High-Speed Rail

High-speed rail contract inked for Kern County stretch

The California High-Speed Rail Authority officially signed a $444.2 million contract Monday with California Rail Builders for the third construction package of the train line in the San Joaquin Valley.

The execution of the contract came about seven weeks after the rail authority’s board selected California Rail Builders from among four competing bidders to design and build the 22-mile stretch from the Tulare-Kern County line to Poplar Avenue near Shafter.

California Rail Builders is a consortium led by Ferrovial Agroman US Corp, an American subsidiary of Spain’s Ferrovial S.A. The team also includes Eurostudios, a Spanish engineering firm, and Othon Inc., a Houston-based engineering and environmental consulting company.

The California Rail Builders bid came in at $347.5 million; the contract includes another $107 million to cover utility relocation costs for electric, gas and communication lines.

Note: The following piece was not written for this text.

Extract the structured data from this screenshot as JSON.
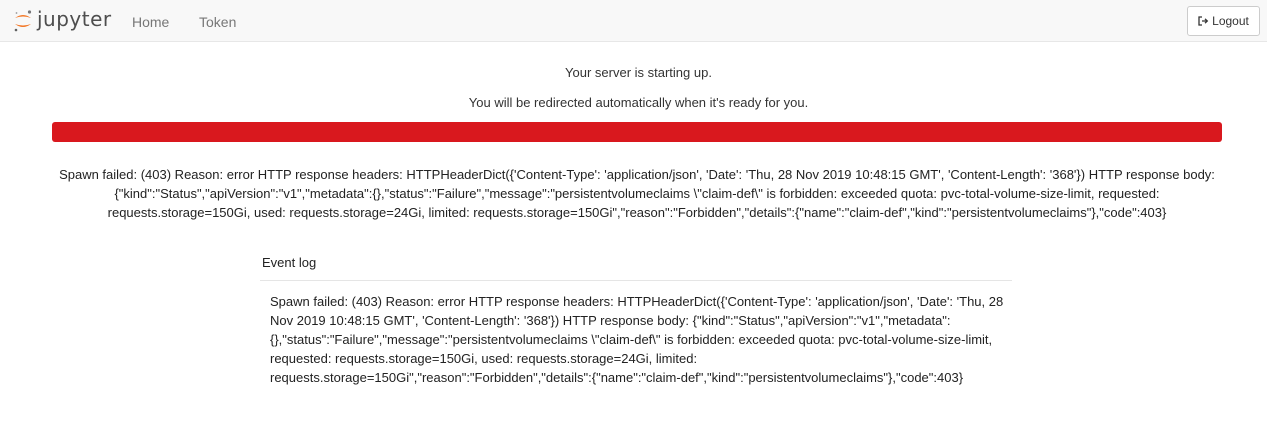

Under the contract terms, the contractor will have just over two years to complete its work – including preparing the route up to the railbed in at-grade and elevated areas, road overpasses, waterway and wildlife crossings, and relocating four miles of existing BNSF freight tracks – once it gets approval from the rail authority to begin. The agency issued a limited notice to proceed on Tuesday.

Two earlier construction contracts are also in effect in the San Joaquin Valley: one from Avenue 17 in Madera to American Avenue at the south end of Fresno, awarded in mid-2013 for about $1 billion; and one from American Avenue to the Tulare-Kern line, awarded early last year for about $1.2 billion.

A later contract will eventually lay steel tracks over all three construction sections through the Valley.

One factor in the pace of progress is likely to be how quickly the rail authority can acquire the right-of-way property it needs for the route. The agency has acquired two of the 169 parcels identified for the Kern County section. On the two earlier contracts, the rail authority has acquired just over half of the 1,277 pieces of property it needs in Fresno, Madera, Kings and Tulare counties.